Closed MaximilianRothstein closed 3 years ago
SDBS is not the sole source freely available on the net with experimental IR data. A complementary database for data of this type already digitized is the NIST webbook chemistry, which for this compound offers visual representation as .svg as well as JCAMP-DX data in the typical mid-infrared (4000 -- 670 wavenumbers) as well what is considered THz.
I speculate (because of cheminformatics' relevance to IR spectroscopy), there are multiple modules in R to work with this format right away. If not, and if there is no need to process batches of files into «x-y format», Norbert Haider (University of Vienna) wrote a lightweight IRView program to inspect and translate JCAMP-DX into a tabulator separated format (Windows executable); which extends functionalities already present in his jdxview. (Compartmentalized, it equally is possible to run this gem in Linux and the wine libraries, too.)
Thank you for the links. I am aware that the NIST Chemistry Webbook has some plots already digitized. However, not for all substances, e.g. there is no IR spectrum for isobutyl acetate from the Webbook available.
Compared to a spectral database with access to the data recorded, the visual representation as a .gif by SDBS lacks optical resolution. SDBS probably was not intended to be both public and offering more than a brief preview (which already is a lot) to limit bandwidth. Which equally could be a reason why the limit is set to 50 sets per day.
I may have a look on the first IR later to check if splitting the .gif into two separate projects and subsequent use of the box-method yields a better result, than the default mask.
Independent from this, if affiliated with a university, it would be worth to check if they have access to spectral databases. They could be:
in print (e.g., Sadtler, Aldrich, Hummel) so a high-resolution scan may offer better «raw data» for the digitizer. Complementary: The compilations by Pretsch idealize bands by a range, then indicate specific, experimentally determined positions.
they could be electronic for free by the chemical suppliers (e.g., Aldrich), or part of the spectrometer's software. Speaking of the former, with name / structure / CAS RN you may need to look for multiple entries per CAS RN to identify /the/ product number with Aldrich's recorded IR / Raman / NMR in the lower section «Documents».

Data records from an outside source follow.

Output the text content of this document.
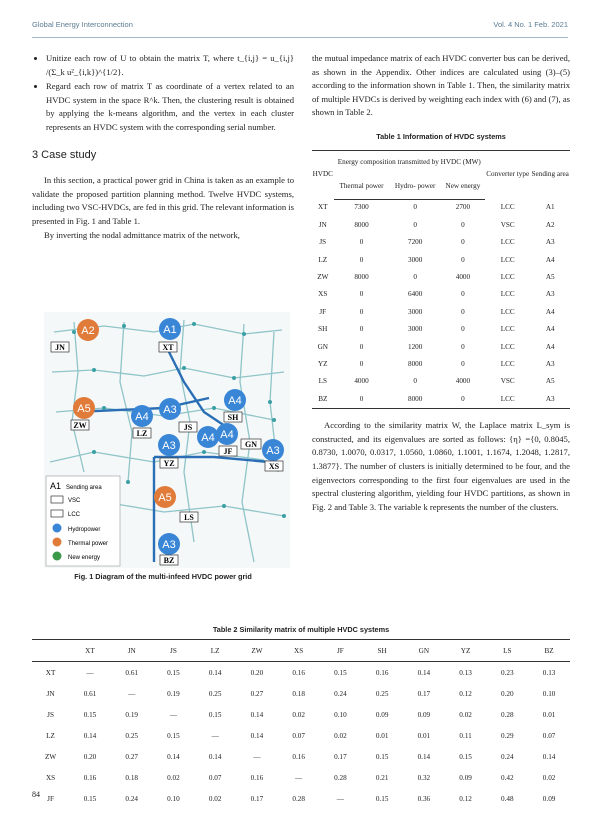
Global Energy Interconnection	Vol. 4 No. 1 Feb. 2021
• Unitize each row of U to obtain the matrix T, where t_{i,j} = u_{i,j} /(Σ_k u²_{i,k})^{1/2}.
• Regard each row of matrix T as coordinate of a vertex related to an HVDC system in the space R^k. Then, the clustering result is obtained by applying the k-means algorithm, and the vertex in each cluster represents an HVDC system with the corresponding serial number.
3 Case study

In this section, a practical power grid in China is taken as an example to validate the proposed partition planning method. Twelve HVDC systems, including two VSC-HVDCs, are fed in this grid. The relevant information is presented in Fig. 1 and Table 1.

By inverting the nodal admittance matrix of the network,

A2	A1
A4
A5
A4
A3
A4
A4
A3	A3
A5
A3
JN	XT
SH
ZW	JS
LZ
GN
JF
YZ	XS
LS
BZ
A1 Sending area
VSC
LCC
Hydropower
Thermal power
New energy
Fig. 1 Diagram of the multi-infeed HVDC power grid

the mutual impedance matrix of each HVDC converter bus can be derived, as shown in the Appendix. Other indices are calculated using (3)–(5) according to the information shown in Table 1. Then, the similarity matrix of multiple HVDCs is derived by weighting each index with (6) and (7), as shown in Table 2.

Table 1 Information of HVDC systems
HVDC	Energy composition transmitted by HVDC (MW)			Converter type	Sending area
	Thermal power	Hydro- power	New energy		
XT	7300	0	2700	LCC	A1
JN	8000	0	0	VSC	A2
JS	0	7200	0	LCC	A3
LZ	0	3000	0	LCC	A4
ZW	8000	0	4000	LCC	A5
XS	0	6400	0	LCC	A3
JF	0	3000	0	LCC	A4
SH	0	3000	0	LCC	A4
GN	0	1200	0	LCC	A4
YZ	0	8000	0	LCC	A3
LS	4000	0	4000	VSC	A5
BZ	0	8000	0	LCC	A3

According to the similarity matrix W, the Laplace matrix L_sym is constructed, and its eigenvalues are sorted as follows: {η} ={0, 0.8045, 0.8730, 1.0070, 0.0317, 1.0560, 1.0860, 1.1001, 1.1674, 1.2048, 1.2817, 1.3877}. The number of clusters is initially determined to be four, and the eigenvectors corresponding to the first four eigenvalues are used in the spectral clustering algorithm, yielding four HVDC partitions, as shown in Fig. 2 and Table 3. The variable k represents the number of the clusters.

Table 2 Similarity matrix of multiple HVDC systems
	XT	JN	JS	LZ	ZW	XS	JF	SH	GN	YZ	LS	BZ
XT	—	0.61	0.15	0.14	0.20	0.16	0.15	0.16	0.14	0.13	0.23	0.13
JN	0.61	—	0.19	0.25	0.27	0.18	0.24	0.25	0.17	0.12	0.20	0.10
JS	0.15	0.19	—	0.15	0.14	0.02	0.10	0.09	0.09	0.02	0.28	0.01
LZ	0.14	0.25	0.15	—	0.14	0.07	0.02	0.01	0.01	0.11	0.29	0.07
ZW	0.20	0.27	0.14	0.14	—	0.16	0.17	0.15	0.14	0.15	0.24	0.14
XS	0.16	0.18	0.02	0.07	0.16	—	0.28	0.21	0.32	0.09	0.42	0.02
JF	0.15	0.24	0.10	0.02	0.17	0.28	—	0.15	0.36	0.12	0.48	0.09
84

Example isobutyl acetate with product number W217506 at https://www.sigmaaldrich.com/catalog/product/aldrich/w217506?lang=en®ion=US to yield link https://www.sigmaaldrich.com/spectra/rair/RAIR000962.PDF
they could be in a database requiring subscription. Ask your librarian / spectroscopist / analytical chemist about e.g., SpecInfo; or databases organized as pointer to the data like Know-it-all (BioRad), SpringerMaterials, Reaxys (Elsevier), CAS.
Given the constraints, the result of a quick digitization does not look too bad (for me). Maybe decrease the step width further to 1 px along abscissa and ordinate, maybe smooth the appearance by a SG filter, etc.:
The archive below documents my approach.
Thank you for the suggestions and the approach of splitting the data.
I was able to correct the x-axis in my R plot by first removing the x-axis and then replacing it with defined ticks. WebPlotDigitizer confirmed my calculations, which I first did by hand and now the plot has a correct x-axis.
Hello, I am using WebPlotDigitizer to digitize an infrared (IR) spectroscopy plot.
The wavenumbers are plotted on the x-axis. It first appears to be linear (i.e. the step between 4000 cm-1 and 3000 cm-1 is the same distance as 2000 cm-1 to 1000 cm-1, thus making WebPlotDigitizer work). However, (due to tradition), this axis is non-linear and leads to imprecise and wrong extractions. The y-axis is not affected.
In the screenshots above, the x-values towards the calibration points (4000 and 500) are precise.
However, if a point is selected in the middle of the axis, the x-value determined by WebPlotDigitizer is dramatically incorrect (i.e. it should be 2000, but WebPlotDigitizer erroneously thinks it is 2600).
This mismatch negatively influences the dataset.
I am plotting the results with R, and maybe I can look into setting the axis more precisely in R, i.e. shifting the axis.
However, a possible fix would be to add more calibration points, i.e. let the user add more calibration points.